Japanese heavy industries specialist SHI is investing in UK-based Highview Power, developer of the CRYOBattery
The global rollout of cryogenic energy storage technology received a boost yesterday as Japanese manufacturing giant Sumitomo Heavy Industries (SHI) announced a $46m investment in British clean tech firm Highview Power.
Highview is a developer of the CRYObattery, a cyrogenic energy storage system that uses liquid air as an energy storage medium. The firm currently operates a plant in Bury, which became the world's first liquid air energy storage plant when it opened in 2018, bringing online a 5MW/15MWh system.

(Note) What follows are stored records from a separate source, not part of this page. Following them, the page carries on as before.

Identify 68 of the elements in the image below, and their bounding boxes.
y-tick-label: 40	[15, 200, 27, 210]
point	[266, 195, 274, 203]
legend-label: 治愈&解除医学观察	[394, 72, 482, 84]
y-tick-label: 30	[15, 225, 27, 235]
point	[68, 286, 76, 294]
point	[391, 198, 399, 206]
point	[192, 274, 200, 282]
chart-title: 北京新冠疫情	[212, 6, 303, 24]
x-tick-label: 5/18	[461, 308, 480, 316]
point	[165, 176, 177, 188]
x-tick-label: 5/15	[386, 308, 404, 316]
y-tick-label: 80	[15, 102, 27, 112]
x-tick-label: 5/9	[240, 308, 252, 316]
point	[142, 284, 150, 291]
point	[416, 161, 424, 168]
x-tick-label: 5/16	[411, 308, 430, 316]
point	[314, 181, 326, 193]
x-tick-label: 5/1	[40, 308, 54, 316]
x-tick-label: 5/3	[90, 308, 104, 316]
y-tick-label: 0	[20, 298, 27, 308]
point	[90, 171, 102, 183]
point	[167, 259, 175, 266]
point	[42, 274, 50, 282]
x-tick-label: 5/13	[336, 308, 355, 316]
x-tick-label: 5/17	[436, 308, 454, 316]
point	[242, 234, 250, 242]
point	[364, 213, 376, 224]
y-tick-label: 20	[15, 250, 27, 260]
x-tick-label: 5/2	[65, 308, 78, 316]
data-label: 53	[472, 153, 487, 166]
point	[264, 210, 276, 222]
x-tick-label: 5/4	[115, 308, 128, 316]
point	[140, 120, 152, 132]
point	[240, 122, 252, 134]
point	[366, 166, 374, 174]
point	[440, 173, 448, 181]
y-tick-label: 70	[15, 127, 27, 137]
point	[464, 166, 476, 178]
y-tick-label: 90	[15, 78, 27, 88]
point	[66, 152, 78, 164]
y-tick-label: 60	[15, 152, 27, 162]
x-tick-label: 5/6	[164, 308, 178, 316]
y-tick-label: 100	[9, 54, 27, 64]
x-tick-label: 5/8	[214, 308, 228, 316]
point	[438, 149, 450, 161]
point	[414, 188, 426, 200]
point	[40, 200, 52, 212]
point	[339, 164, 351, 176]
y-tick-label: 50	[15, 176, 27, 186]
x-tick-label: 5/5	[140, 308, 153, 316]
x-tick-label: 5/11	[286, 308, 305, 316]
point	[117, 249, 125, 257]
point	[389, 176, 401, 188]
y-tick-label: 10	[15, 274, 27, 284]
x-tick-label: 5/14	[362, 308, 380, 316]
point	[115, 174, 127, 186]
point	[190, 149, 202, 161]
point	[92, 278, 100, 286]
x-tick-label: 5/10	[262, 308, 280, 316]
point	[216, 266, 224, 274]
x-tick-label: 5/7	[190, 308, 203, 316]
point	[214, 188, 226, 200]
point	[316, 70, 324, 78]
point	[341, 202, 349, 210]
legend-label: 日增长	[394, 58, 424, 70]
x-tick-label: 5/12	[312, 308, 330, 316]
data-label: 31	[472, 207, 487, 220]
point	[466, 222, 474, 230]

It is now developing a 50MW/250MWh project at a decommissioned thermal power station in the North of England.
SHI's investment will support the expansion of CRYOBattery technology to a global scale, the firms said. The technology works by cooling air to -196C to turn it into liquid form, allowing it to be stored in high pressure tanks, giving it an extended lifespan of more than 30 years. The liquid air can then be released on demand to drive turbines and generate power.
Advocates of the approach argue that it can provide long term, large scale energy storage that is likely to be increasingly important as modern grids become more reliant on variable renewable energy sources, such as wind and soilar farms.
"Highview is proud to have a partner like Sumitomo Heavy Industries next to us as we further our global expansion," said Javier Cavada, president and CEO of Highview Power. "By partnering with a large technology company with the reputation of SHI, we will be able to benefit from their vast know-how, resources, and operating experience in diversified markets."
Following the investment, SHI's subsidiary SHI FW (SWF) will provide a technology hub responsible for driving forward the CRYOBattery business, SHI said. SFW currently specialises in combustion and steam generation technologies, including fluidized bed technologies, waste heat boilers, and a spectrum of aftermarket services.
"One of the biggest barriers to a carbon-free future has been the ability of renewables to perform as reliably and as cost-effectively as traditional fuel sources," said Tomas Harju-Jeanty, CEO at SFW. "Highview Power's long duration energy storage technology not only solves the problems that enable dispatchable renewables, but will be a catalyst in bringing the energy transition forward."